可為何這位裴千戶,竟能一眼看穿?
一旁的虞晚寧嘴角噙著玩味笑意,卻不言語,
只是饒有興致地看著這一幕。
“仙子道韻,如暗夜明月。”
裴雲微微一笑,聲音溫和。
“即便藏於雲霧之後,其光華也非凡俗可比。”
“我只是恰好,對月光比較敏感罷了。”
這番話說得滴水不漏,既是恭維,又顯得合情合理。
秋剪水的臉色果然緩和了許多,那份窘迫也消散不少。
她小聲解釋道:“我……我只是靜極思動,下山體悟紅塵道心。”
這番說辭,秋剪水自己說出來都有些底氣不足。
什麼靜極思動,不過是她早就聽聞九嶷府的月桂堂糕點冠絕青州。
如今好不容易尋著機會離開宗門,便馬不停蹄地尋了過來。
裴雲笑而不語,心中卻在暗自腹誹。
出發前他讓楚浣灼盯著點秋剪水.
結果這位廣寒真傳都從青麟崖跑到九嶷府了,那邊竟連個信都沒有。
那丫頭當真是怠惰了。
不過轉念一想,裴雲也知不能全怪楚浣灼。
秋剪水畢竟是廣寒道宮的真傳弟子。
神宮境巔峰的修為,身上秘法無數。
她若有心隱藏,憑楚浣灼那點微末道行,看不破也屬正常。
……
青麟崖,別院內。
“阿嚏!”
楚浣灼冷不防打了個大大的噴嚏。
她揉了揉鼻子,滿臉狐疑地嘀咕:“怪了,誰在唸叨我?”
……
月桂堂。
裴雲招來堂倌,指著水牌上幾樣精緻的糕點,溫聲道:
“來一份‘金絲蜜藕’,再來一份‘百果松糕’。”
金絲蜜藕晶瑩剔透,百果松糕鬆軟香糯。
秋剪水清澈的眸子瞬間亮了起來。
之前那點被人撞破的窘迫和氣惱,立時消散了大半。
她拿起銀箸,小心翼翼地夾起一塊蜜藕。
渿L一口,幸福地眯起了眼。
“對了……”
秋剪水嚥下口中的甜點,這才想起正事,好奇地問道:
“裴千戶怎麼也來九嶷府了?”
“我只聽聞你前兩日離開了青麟崖,卻不知是來了此地。”
裴雲並未提及陳氏祭祀邪物之事,此事幹系重大。
多一人知曉,便多一分變數。
“奉陛下密令,追查燭陰教與白骨蓮臺山的蹤跡。”
“線報顯示,燭陰聖女虞晚寧與白骨蓮臺山真傳謝枯生,最近都在九嶷府地界出現過。”
“我奉命過來瞧瞧。”
在聽到“謝枯生”這個名字。
秋剪水原本愉悅的神情,陡然變得嚴肅起來,下意識提醒:
“你接下來若有行動,務必小心謝枯生。
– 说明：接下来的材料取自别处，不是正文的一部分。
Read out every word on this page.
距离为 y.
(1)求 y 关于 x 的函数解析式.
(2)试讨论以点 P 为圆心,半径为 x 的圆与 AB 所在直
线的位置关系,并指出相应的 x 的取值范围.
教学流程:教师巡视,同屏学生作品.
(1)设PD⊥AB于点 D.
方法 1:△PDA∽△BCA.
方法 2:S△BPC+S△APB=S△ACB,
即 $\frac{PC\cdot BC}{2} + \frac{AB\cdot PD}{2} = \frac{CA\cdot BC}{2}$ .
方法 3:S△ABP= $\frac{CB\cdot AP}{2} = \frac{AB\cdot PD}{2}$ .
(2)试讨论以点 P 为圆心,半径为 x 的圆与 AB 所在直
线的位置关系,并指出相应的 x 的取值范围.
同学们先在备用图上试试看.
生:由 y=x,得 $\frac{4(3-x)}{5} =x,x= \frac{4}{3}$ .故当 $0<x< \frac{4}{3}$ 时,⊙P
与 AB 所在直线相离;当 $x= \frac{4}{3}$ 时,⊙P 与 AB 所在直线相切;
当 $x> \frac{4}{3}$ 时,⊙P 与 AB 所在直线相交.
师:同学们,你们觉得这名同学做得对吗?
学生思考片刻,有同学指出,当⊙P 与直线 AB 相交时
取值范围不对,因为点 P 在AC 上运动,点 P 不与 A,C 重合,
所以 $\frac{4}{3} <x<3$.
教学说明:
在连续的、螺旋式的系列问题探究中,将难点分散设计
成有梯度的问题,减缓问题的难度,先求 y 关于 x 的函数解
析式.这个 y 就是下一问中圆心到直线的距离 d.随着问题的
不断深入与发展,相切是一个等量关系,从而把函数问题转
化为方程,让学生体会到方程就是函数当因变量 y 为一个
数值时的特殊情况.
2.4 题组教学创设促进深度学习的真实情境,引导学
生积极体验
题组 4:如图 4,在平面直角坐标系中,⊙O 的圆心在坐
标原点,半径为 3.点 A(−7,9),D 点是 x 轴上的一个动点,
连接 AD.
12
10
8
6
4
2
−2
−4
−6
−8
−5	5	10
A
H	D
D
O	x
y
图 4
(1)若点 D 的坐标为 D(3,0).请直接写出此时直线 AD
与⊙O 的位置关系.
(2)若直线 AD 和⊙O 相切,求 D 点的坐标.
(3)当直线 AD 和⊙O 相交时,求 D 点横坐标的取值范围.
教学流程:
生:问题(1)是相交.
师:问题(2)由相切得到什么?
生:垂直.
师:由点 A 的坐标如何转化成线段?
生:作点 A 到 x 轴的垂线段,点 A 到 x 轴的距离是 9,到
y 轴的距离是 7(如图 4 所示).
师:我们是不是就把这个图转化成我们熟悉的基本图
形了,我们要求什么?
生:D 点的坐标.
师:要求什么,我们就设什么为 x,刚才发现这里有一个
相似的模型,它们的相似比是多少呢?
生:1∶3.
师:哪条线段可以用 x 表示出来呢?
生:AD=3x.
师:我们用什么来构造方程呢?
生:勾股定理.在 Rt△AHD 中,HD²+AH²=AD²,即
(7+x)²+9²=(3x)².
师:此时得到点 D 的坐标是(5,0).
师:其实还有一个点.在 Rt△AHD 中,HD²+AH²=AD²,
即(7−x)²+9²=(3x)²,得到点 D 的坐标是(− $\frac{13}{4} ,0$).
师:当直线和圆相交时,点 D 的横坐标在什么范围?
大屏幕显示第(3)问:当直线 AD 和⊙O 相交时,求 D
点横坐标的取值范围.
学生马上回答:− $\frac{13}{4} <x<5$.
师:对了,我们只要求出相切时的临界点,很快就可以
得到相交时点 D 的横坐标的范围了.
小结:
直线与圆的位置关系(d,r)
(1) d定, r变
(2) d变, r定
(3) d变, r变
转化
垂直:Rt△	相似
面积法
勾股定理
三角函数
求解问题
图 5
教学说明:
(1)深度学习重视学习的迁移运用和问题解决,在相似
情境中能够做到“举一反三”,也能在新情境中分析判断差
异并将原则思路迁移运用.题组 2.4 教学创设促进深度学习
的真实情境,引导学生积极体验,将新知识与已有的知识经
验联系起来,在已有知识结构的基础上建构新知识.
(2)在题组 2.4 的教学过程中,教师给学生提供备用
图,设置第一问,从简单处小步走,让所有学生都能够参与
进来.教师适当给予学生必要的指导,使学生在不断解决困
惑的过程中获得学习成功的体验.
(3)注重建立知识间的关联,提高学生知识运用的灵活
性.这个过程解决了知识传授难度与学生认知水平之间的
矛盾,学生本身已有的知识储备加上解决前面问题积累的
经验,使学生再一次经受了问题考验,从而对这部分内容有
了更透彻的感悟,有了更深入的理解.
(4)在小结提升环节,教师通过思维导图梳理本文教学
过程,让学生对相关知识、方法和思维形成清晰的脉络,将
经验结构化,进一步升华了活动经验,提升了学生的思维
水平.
”
秋剪水放下筷子,正色道。
裴雲心中一動。
“仙子見過他?”
“嗯。”
秋剪水點了點頭,秀眉微蹙。
“在來九嶷府的路上,被他纏上,短暫交過一次手。”
秋剪水似乎是想起了什麼不愉快的回憶,語氣也冷了幾分。
“此人行事乖張,實力極強。”
“他所修的‘白骨蓮臺道’陰邪詭異,專克生機,十分難纏。”
“而且……”
秋剪水的面色閃過一絲不自然。
“他性情邪異,對我……有種莫名關注。”
“莫名關注?”裴雲追問。
秋剪水搖搖頭。
“那傢伙對我的‘琉璃月魄身’異常感興趣,不止一次直言‘想剖開來看看’。”
秋剪水語氣平靜,彷彿在說一件與自己無關的小事。
但裴雲卻能聽出這平淡話語之下,潛藏的無邊兇險與殺機。
能讓秋剪水這位廣寒真傳都感到“難纏”。
那謝枯生的實力,恐怕已是神宮境中的頂尖存在。
甚至,不輸金丹!
“我們都未盡全力,短暫交手後,他便自行退走了。”秋剪水補充道。
“他最後消失的方向,似乎是府城外西北百里處,一個叫‘斷劍峽’的地方。”
斷劍峽!
裴雲的眼睛,微不可查地眯了起來。
這個情報,與陳子游給出的地點,完全吻合。
一瞬間,數個念頭在裴雲心中閃過。